Member of the Riksdag
- Incumbent
- Assumed office 2 October 2006
- Constituency: Norrbotten County

Personal details
- Born: Carl Roland Fredrik Lundh Sammeli 18 May 1977 (age 49)
- Party: Social Democratic Party

Military service
- Allegiance: Sweden
- Branch/service: Swedish Air Force
- Years of service: 1999–
- Unit: Norrbotten Wing

= Fredrik Lundh Sammeli =

Swedish politician (born 1977)

Carl Roland Fredrik Lundh Sammeli (born 1977) is a Swedish politician, air force officer and member of the Riksdag, the national legislature. A member of the Social Democratic Party, he has represented Norrbotten County since October 2006.

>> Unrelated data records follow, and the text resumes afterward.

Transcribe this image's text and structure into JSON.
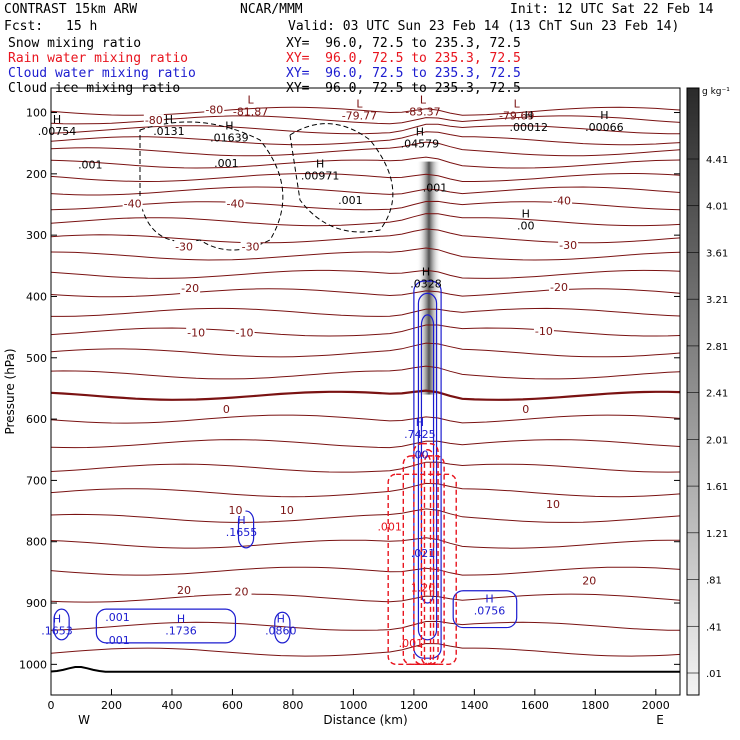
{
  "header": {
    "left_title": "CONTRAST 15km ARW",
    "center_title": "NCAR/MMM",
    "init": "Init: 12 UTC Sat 22 Feb 14",
    "fcst_label": "Fcst:",
    "fcst_value": "15 h",
    "valid": "Valid: 03 UTC Sun 23 Feb 14 (13 ChT Sun 23 Feb 14)",
    "fields": [
      {
        "name": "Snow mixing ratio",
        "xy": "XY=  96.0, 72.5 to 235.3, 72.5",
        "color": "#000000"
      },
      {
        "name": "Rain water mixing ratio",
        "xy": "XY=  96.0, 72.5 to 235.3, 72.5",
        "color": "#e8141e"
      },
      {
        "name": "Cloud water mixing ratio",
        "xy": "XY=  96.0, 72.5 to 235.3, 72.5",
        "color": "#1c1ccf"
      },
      {
        "name": "Cloud ice mixing ratio",
        "xy": "XY=  96.0, 72.5 to 235.3, 72.5",
        "color": "#000000"
      }
    ]
  },
  "chart_data": {
    "type": "contour",
    "xlabel": "Distance (km)",
    "ylabel": "Pressure (hPa)",
    "xlim": [
      0,
      2080
    ],
    "ylim": [
      1050,
      60
    ],
    "x_ticks": [
      0,
      200,
      400,
      600,
      800,
      1000,
      1200,
      1400,
      1600,
      1800,
      2000
    ],
    "y_ticks": [
      100,
      200,
      300,
      400,
      500,
      600,
      700,
      800,
      900,
      1000
    ],
    "x_end_labels": {
      "left": "W",
      "right": "E"
    },
    "colorbar": {
      "unit": "g kg⁻¹",
      "labels": [
        "4.41",
        "4.01",
        "3.61",
        "3.21",
        "2.81",
        "2.41",
        "2.01",
        "1.61",
        "1.21",
        ".81",
        ".41",
        ".01"
      ]
    },
    "temperature_contours": {
      "color": "#7a1212",
      "labels": [
        {
          "text": "-80",
          "x": 540,
          "p": 97
        },
        {
          "text": "-80",
          "x": 340,
          "p": 114
        },
        {
          "text": "-40",
          "x": 270,
          "p": 250
        },
        {
          "text": "-40",
          "x": 610,
          "p": 250
        },
        {
          "text": "-40",
          "x": 1690,
          "p": 245
        },
        {
          "text": "-30",
          "x": 440,
          "p": 320
        },
        {
          "text": "-30",
          "x": 660,
          "p": 320
        },
        {
          "text": "-30",
          "x": 1710,
          "p": 318
        },
        {
          "text": "-20",
          "x": 460,
          "p": 388
        },
        {
          "text": "-20",
          "x": 1680,
          "p": 386
        },
        {
          "text": "-10",
          "x": 480,
          "p": 460
        },
        {
          "text": "-10",
          "x": 640,
          "p": 460
        },
        {
          "text": "-10",
          "x": 1630,
          "p": 458
        },
        {
          "text": "0",
          "x": 580,
          "p": 585
        },
        {
          "text": "0",
          "x": 1570,
          "p": 585
        },
        {
          "text": "10",
          "x": 610,
          "p": 750
        },
        {
          "text": "10",
          "x": 780,
          "p": 750
        },
        {
          "text": "10",
          "x": 1660,
          "p": 740
        },
        {
          "text": "20",
          "x": 440,
          "p": 880
        },
        {
          "text": "20",
          "x": 630,
          "p": 883
        },
        {
          "text": "20",
          "x": 1780,
          "p": 865
        }
      ]
    },
    "extrema_labels": [
      {
        "kind": "L",
        "value": "-81.87",
        "x": 660,
        "p": 92,
        "color": "#7a1212"
      },
      {
        "kind": "L",
        "value": "-79.77",
        "x": 1020,
        "p": 98,
        "color": "#7a1212"
      },
      {
        "kind": "L",
        "value": "-83.37",
        "x": 1230,
        "p": 92,
        "color": "#7a1212"
      },
      {
        "kind": "L",
        "value": "-79.69",
        "x": 1540,
        "p": 98,
        "color": "#7a1212"
      },
      {
        "kind": "H",
        "value": ".00754",
        "x": 20,
        "p": 124,
        "color": "#000000"
      },
      {
        "kind": "H",
        "value": ".0131",
        "x": 390,
        "p": 124,
        "color": "#000000"
      },
      {
        "kind": "H",
        "value": ".01639",
        "x": 590,
        "p": 134,
        "color": "#000000"
      },
      {
        "kind": "H",
        "value": ".04579",
        "x": 1220,
        "p": 144,
        "color": "#000000"
      },
      {
        "kind": "H",
        "value": ".00012",
        "x": 1580,
        "p": 117,
        "color": "#000000"
      },
      {
        "kind": "H",
        "value": ".00066",
        "x": 1830,
        "p": 117,
        "color": "#000000"
      },
      {
        "kind": "H",
        "value": ".00971",
        "x": 890,
        "p": 196,
        "color": "#000000"
      },
      {
        "kind": "H",
        "value": ".00",
        "x": 1570,
        "p": 278,
        "color": "#000000"
      },
      {
        "kind": "H",
        "value": ".0328",
        "x": 1240,
        "p": 372,
        "color": "#000000"
      },
      {
        "kind": "H",
        "value": ".7425",
        "x": 1220,
        "p": 618,
        "color": "#1c1ccf"
      },
      {
        "kind": "H",
        "value": ".1655",
        "x": 630,
        "p": 778,
        "color": "#1c1ccf"
      },
      {
        "kind": "H",
        "value": ".1653",
        "x": 20,
        "p": 938,
        "color": "#1c1ccf"
      },
      {
        "kind": "H",
        "value": ".1736",
        "x": 430,
        "p": 938,
        "color": "#1c1ccf"
      },
      {
        "kind": "H",
        "value": ".0860",
        "x": 760,
        "p": 938,
        "color": "#1c1ccf"
      },
      {
        "kind": "H",
        "value": ".0756",
        "x": 1450,
        "p": 906,
        "color": "#1c1ccf"
      }
    ],
    "minor_labels": [
      {
        "text": ".001",
        "x": 130,
        "p": 185,
        "color": "#000000"
      },
      {
        "text": ".001",
        "x": 580,
        "p": 182,
        "color": "#000000"
      },
      {
        "text": ".001",
        "x": 990,
        "p": 243,
        "color": "#000000"
      },
      {
        "text": ".001",
        "x": 1270,
        "p": 222,
        "color": "#000000"
      },
      {
        "text": ".001",
        "x": 1120,
        "p": 775,
        "color": "#e8141e"
      },
      {
        "text": ".001",
        "x": 1190,
        "p": 965,
        "color": "#e8141e"
      },
      {
        "text": ".001",
        "x": 220,
        "p": 923,
        "color": "#1c1ccf"
      },
      {
        "text": ".001",
        "x": 220,
        "p": 960,
        "color": "#1c1ccf"
      },
      {
        "text": ".00",
        "x": 1220,
        "p": 658,
        "color": "#1c1ccf"
      },
      {
        "text": ".021",
        "x": 1230,
        "p": 818,
        "color": "#1c1ccf"
      },
      {
        "text": "1.20",
        "x": 1230,
        "p": 875,
        "color": "#e8141e"
      }
    ]
  }
}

Lundh Sammeli is the son of Ebbe Lundh and Chatrine Lundh (née Nilsson). He was educated in Piteå and at the Air Force Officers College (FOHS) in Halmstad. He has been an officer in the Norrbotten Wing since 1999. He has been a member of the municipal council in Luleå Municipality from 2002 until 2018, and on its municipal board from 2002 to 2006. Since 2015 he has been the chairman of the local Social Democratic Party in Norrbotten and a member of the national party board.